7/11/18

5,280 feet stretch between this avid runner and his new goal

Don Owen never broke a bone. Until a late-night run tripped him up, literally. Down he went, rolling his left ankle and landing on his right knee.

The avid runner shook it off, opting to “run it out,” continuing with his daily training for the Illinois half marathon, but he swiftly recognized his worsening injury. An x-ray revealed a fractured patella. Doctors noticed no tendon or ligament damage, offering goods news – no surgery.

“I must have bounced right off my knee cap. A slight twist and it would have been much more serious,”Ownen said.

None-the-less, his recovery included seven weeks in a straight leg brace and two and a half weeks in left ankle boot and a physical therapy routine.

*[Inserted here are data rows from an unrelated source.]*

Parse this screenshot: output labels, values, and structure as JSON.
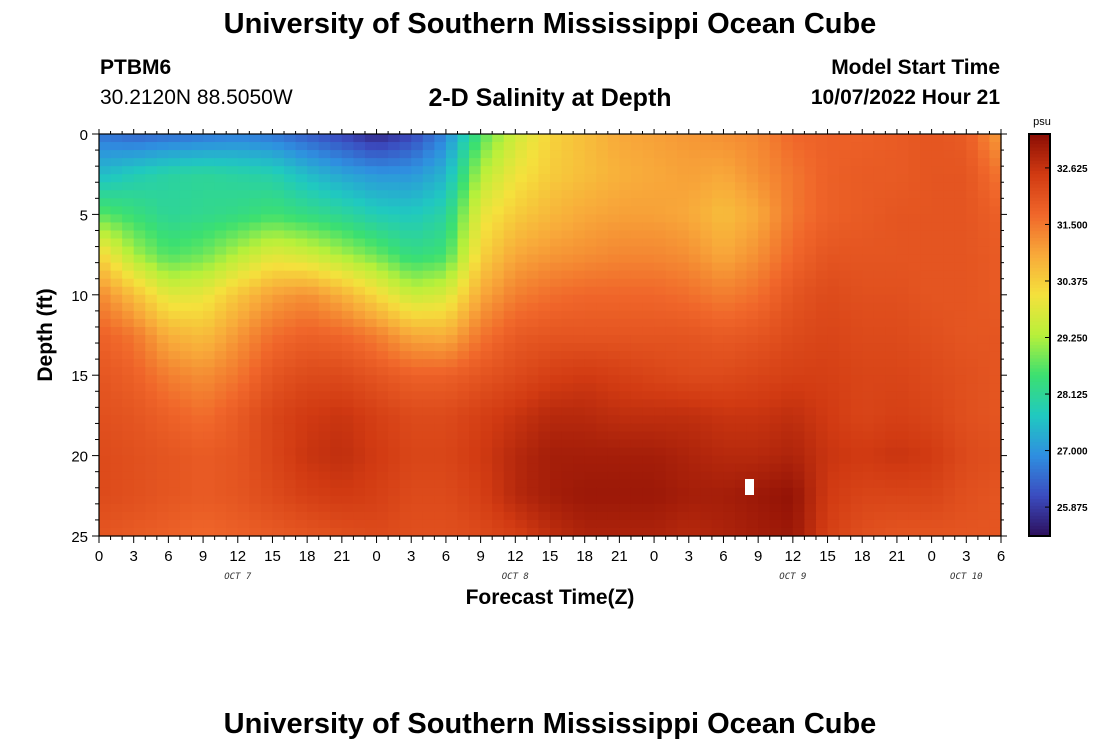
{
  "header": {
    "title": "University of Southern Mississippi Ocean Cube",
    "station": "PTBM6",
    "coords": "30.2120N  88.5050W",
    "plot_title": "2-D Salinity at Depth",
    "model_label": "Model Start Time",
    "model_time": "10/07/2022 Hour 21"
  },
  "footer": {
    "title": "University of Southern Mississippi Ocean Cube"
  },
  "chart_data": {
    "type": "heatmap",
    "title": "2-D Salinity at Depth",
    "xlabel": "Forecast Time(Z)",
    "ylabel": "Depth (ft)",
    "x_ticks": [
      "0",
      "3",
      "6",
      "9",
      "12",
      "15",
      "18",
      "21",
      "0",
      "3",
      "6",
      "9",
      "12",
      "15",
      "18",
      "21",
      "0",
      "3",
      "6",
      "9",
      "12",
      "15",
      "18",
      "21",
      "0",
      "3",
      "6"
    ],
    "day_labels": [
      {
        "label": "OCT 7",
        "hour": 12
      },
      {
        "label": "OCT 8",
        "hour": 36
      },
      {
        "label": "OCT 9",
        "hour": 60
      },
      {
        "label": "OCT 10",
        "hour": 75
      }
    ],
    "x_range_hours": [
      0,
      78
    ],
    "y_ticks": [
      0,
      5,
      10,
      15,
      20,
      25
    ],
    "ylim": [
      0,
      25
    ],
    "y_inverted": true,
    "colorbar": {
      "unit": "psu",
      "ticks": [
        "32.625",
        "31.500",
        "30.375",
        "29.250",
        "28.125",
        "27.000",
        "25.875"
      ],
      "min": 25.3,
      "max": 33.3,
      "palette": [
        "#2d0f5c",
        "#3b4cc0",
        "#2f8fe0",
        "#20c9c0",
        "#3ce070",
        "#b8f03a",
        "#f5e13c",
        "#f8a93a",
        "#f0662a",
        "#d13a12",
        "#8a0d04"
      ]
    },
    "grid": {
      "hours": [
        0,
        3,
        6,
        9,
        12,
        15,
        18,
        21,
        24,
        27,
        30,
        33,
        36,
        39,
        42,
        45,
        48,
        51,
        54,
        57,
        60,
        63,
        66,
        69,
        72,
        75,
        78
      ],
      "depths_ft": [
        0,
        2.5,
        5,
        7.5,
        10,
        12.5,
        15,
        17.5,
        20,
        22.5,
        25
      ],
      "salinity_psu": [
        [
          26.6,
          26.4,
          26.5,
          26.6,
          26.7,
          26.6,
          26.3,
          26.0,
          25.6,
          26.0,
          26.8,
          28.6,
          29.6,
          30.3,
          30.6,
          30.9,
          31.0,
          31.1,
          31.2,
          31.3,
          31.7,
          31.8,
          31.8,
          31.9,
          32.0,
          31.9,
          31.0
        ],
        [
          27.5,
          27.8,
          28.0,
          28.1,
          28.0,
          27.9,
          27.5,
          27.2,
          27.0,
          27.0,
          27.4,
          29.3,
          30.0,
          30.4,
          30.6,
          30.8,
          30.9,
          31.0,
          30.9,
          31.2,
          31.5,
          31.8,
          31.9,
          31.9,
          32.0,
          32.0,
          31.5
        ],
        [
          28.7,
          28.4,
          28.1,
          28.2,
          28.3,
          28.5,
          28.3,
          28.1,
          27.8,
          27.7,
          28.0,
          29.9,
          30.4,
          30.7,
          30.9,
          31.0,
          31.0,
          30.9,
          30.6,
          30.9,
          31.5,
          31.8,
          31.9,
          32.0,
          32.0,
          32.0,
          31.8
        ],
        [
          30.3,
          29.2,
          28.6,
          28.8,
          29.3,
          29.8,
          29.6,
          29.2,
          28.8,
          28.3,
          28.5,
          30.3,
          30.9,
          31.1,
          31.2,
          31.3,
          31.3,
          31.2,
          30.9,
          31.2,
          31.7,
          32.0,
          32.0,
          32.0,
          32.0,
          32.0,
          31.9
        ],
        [
          31.3,
          30.6,
          29.8,
          29.9,
          30.5,
          31.0,
          31.2,
          30.8,
          30.2,
          29.5,
          29.7,
          30.9,
          31.4,
          31.6,
          31.7,
          31.7,
          31.7,
          31.6,
          31.4,
          31.6,
          32.0,
          32.2,
          32.1,
          32.1,
          32.0,
          32.0,
          31.9
        ],
        [
          31.8,
          31.5,
          30.8,
          30.6,
          31.1,
          31.6,
          31.8,
          31.7,
          31.4,
          30.9,
          30.8,
          31.5,
          31.9,
          32.0,
          32.0,
          32.0,
          32.0,
          32.0,
          31.9,
          32.0,
          32.2,
          32.3,
          32.2,
          32.2,
          32.1,
          32.0,
          32.0
        ],
        [
          32.0,
          31.8,
          31.4,
          31.2,
          31.5,
          32.0,
          32.2,
          32.2,
          32.0,
          31.8,
          31.8,
          32.0,
          32.2,
          32.4,
          32.5,
          32.4,
          32.3,
          32.2,
          32.2,
          32.3,
          32.4,
          32.4,
          32.3,
          32.3,
          32.2,
          32.1,
          32.0
        ],
        [
          32.1,
          32.0,
          31.8,
          31.6,
          31.9,
          32.3,
          32.5,
          32.6,
          32.4,
          32.2,
          32.2,
          32.4,
          32.6,
          32.8,
          32.8,
          32.7,
          32.7,
          32.7,
          32.6,
          32.6,
          32.7,
          32.5,
          32.3,
          32.4,
          32.3,
          32.1,
          32.0
        ],
        [
          32.2,
          32.1,
          32.0,
          31.9,
          32.0,
          32.3,
          32.6,
          32.7,
          32.5,
          32.3,
          32.3,
          32.5,
          32.8,
          33.0,
          33.0,
          33.0,
          33.0,
          32.9,
          32.8,
          32.8,
          32.9,
          32.6,
          32.5,
          32.6,
          32.5,
          32.2,
          32.1
        ],
        [
          32.2,
          32.1,
          32.0,
          31.9,
          32.0,
          32.2,
          32.4,
          32.5,
          32.4,
          32.2,
          32.2,
          32.4,
          32.8,
          33.0,
          33.1,
          33.1,
          33.1,
          33.0,
          33.0,
          33.1,
          33.2,
          32.5,
          32.3,
          32.3,
          32.3,
          32.1,
          32.0
        ],
        [
          32.0,
          31.9,
          31.8,
          31.7,
          31.8,
          31.9,
          32.0,
          32.1,
          32.2,
          32.1,
          32.1,
          32.2,
          32.4,
          32.7,
          32.9,
          32.9,
          32.9,
          32.8,
          32.9,
          33.0,
          33.1,
          32.4,
          32.1,
          32.0,
          32.0,
          32.0,
          32.0
        ]
      ]
    }
  }
}
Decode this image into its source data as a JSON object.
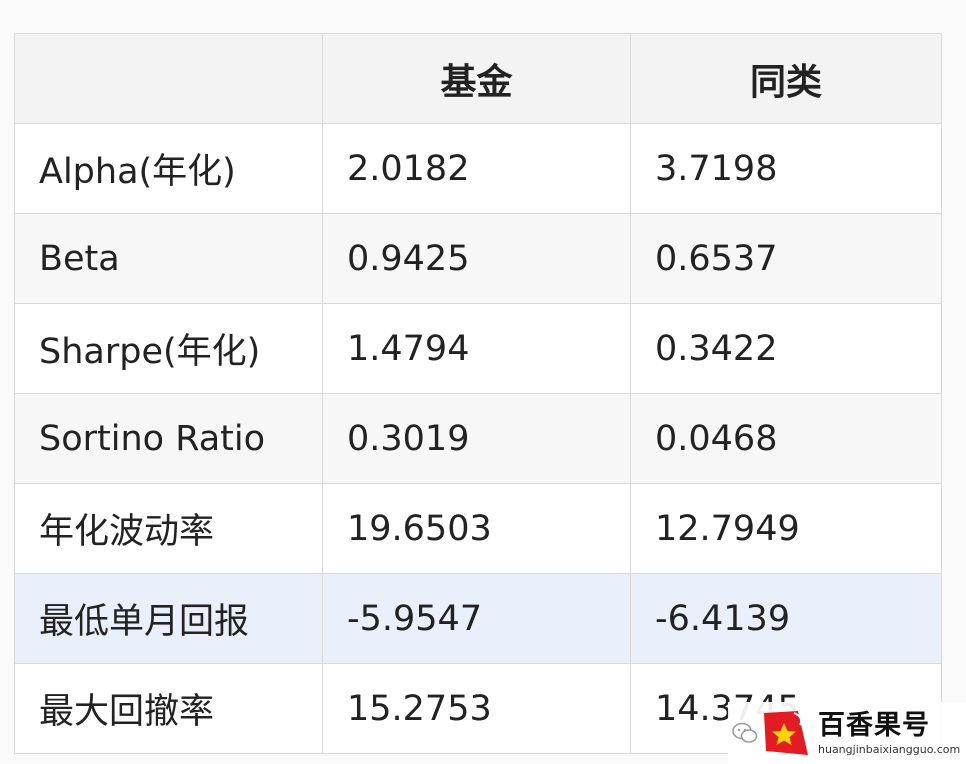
{
  "table": {
    "headers": [
      "",
      "基金",
      "同类"
    ],
    "rows": [
      {
        "metric": "Alpha(年化)",
        "fund": "2.0182",
        "peer": "3.7198"
      },
      {
        "metric": "Beta",
        "fund": "0.9425",
        "peer": "0.6537"
      },
      {
        "metric": "Sharpe(年化)",
        "fund": "1.4794",
        "peer": "0.3422"
      },
      {
        "metric": "Sortino Ratio",
        "fund": "0.3019",
        "peer": "0.0468"
      },
      {
        "metric": "年化波动率",
        "fund": "19.6503",
        "peer": "12.7949"
      },
      {
        "metric": "最低单月回报",
        "fund": "-5.9547",
        "peer": "-6.4139"
      },
      {
        "metric": "最大回撤率",
        "fund": "15.2753",
        "peer": "14.3745"
      }
    ]
  },
  "watermark": {
    "icon": "wechat-icon",
    "logo": "star-logo",
    "title": "百香果号",
    "url": "huangjinbaixiangguo.com",
    "accent_color": "#e31b23"
  }
}
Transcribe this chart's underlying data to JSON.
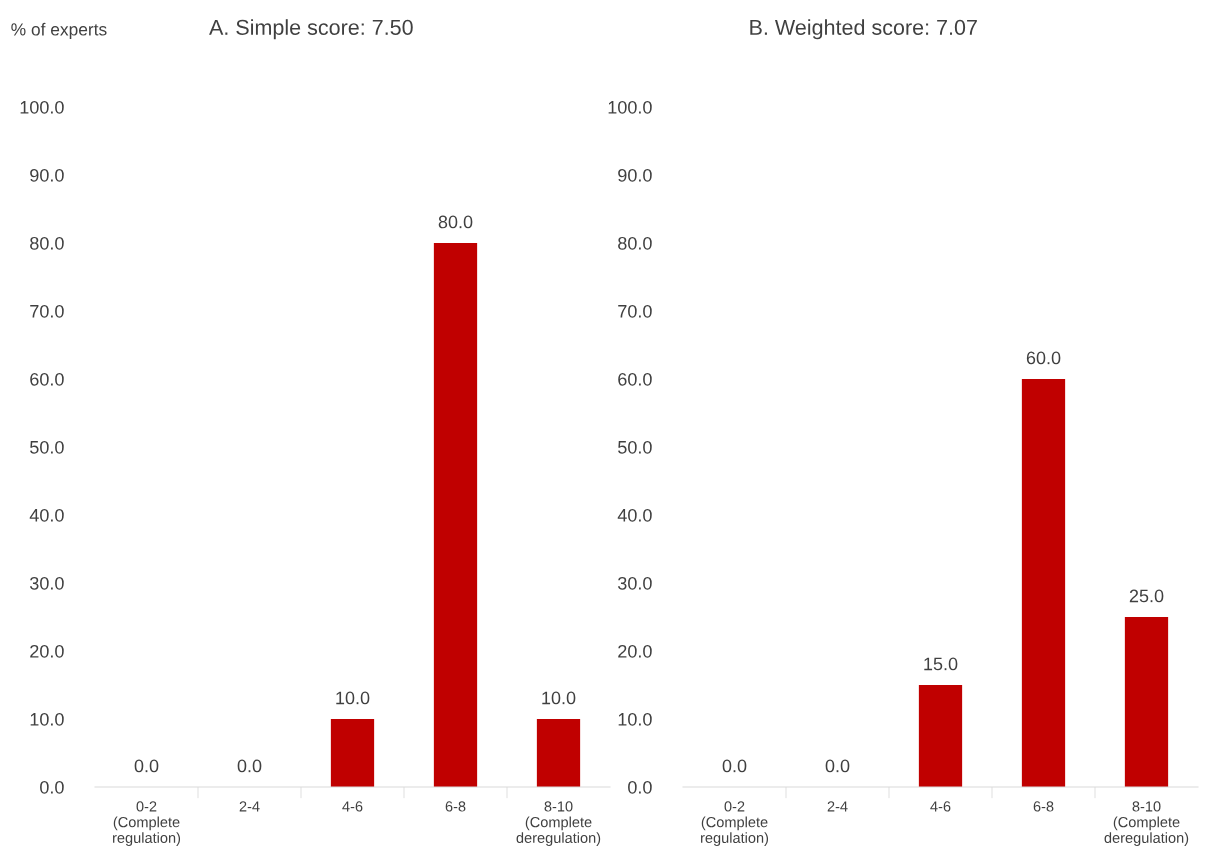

Carle Therapy Services offers a full range of services related to physical therapy, occupational therapy, athletic training and speech and language pathology.

A life-long educator, the Urbana superintendent quickly learned new skills – how to call for Uber, for one.

“I’d never been laid up before. Students had a variety of responses ranging from amusement to sympathy. Several staff joked, ‘That’s what exercise will do to you,’” he said.

Running relieves stress. Owen anxiously awaits its return but not without the proper care.

“I’m pleased with my care at Carle. I’m motivated to get at it but understand the importance of doing so safely so I can be running for the long-term,” he said.

Determined to get back into the swing of things, he nearly accepted a jump-roping challenge on Twitter.

“Friendly competition is good, but it was my first day off crutches,” he said.

Owen’s attention turned to preparing for the annual Mile at the Pines race benefitting Champaign-Urbana Schools Foundation and sponsored by Carle.

“I have no aspirations of winning, but I’ll cross the finish line without stopping,” he said.

With guidance from physical therapist Adam Carver, PT, Owen now focuses on strength and balance to work new muscle groups to repair his injuries and prevent further damage.

“I’m doing conditioning that I’ve never done before as a runner. I hurt the next day, but it’s good. I’m using muscles I haven’t in a long time good. Adam helps me up my game,” Owen said.

The long-term prognosis is good – soon Owen will be lacing up his sneakers and pounding the pavement.

Owen must continue exercises outside of his traditional appointments – his homework so to speak. Admittedly, he doesn’t always complete it, but don’t tell the students.

“Building an individualized plan helps a patient meet their personal goals. Whether that’s walking down the street, playing with their grandkids or running a marathon,” Carver said. “Our exercise programs improve balance, coordination, strength and flexibility to tackle home, work and recreational activities.”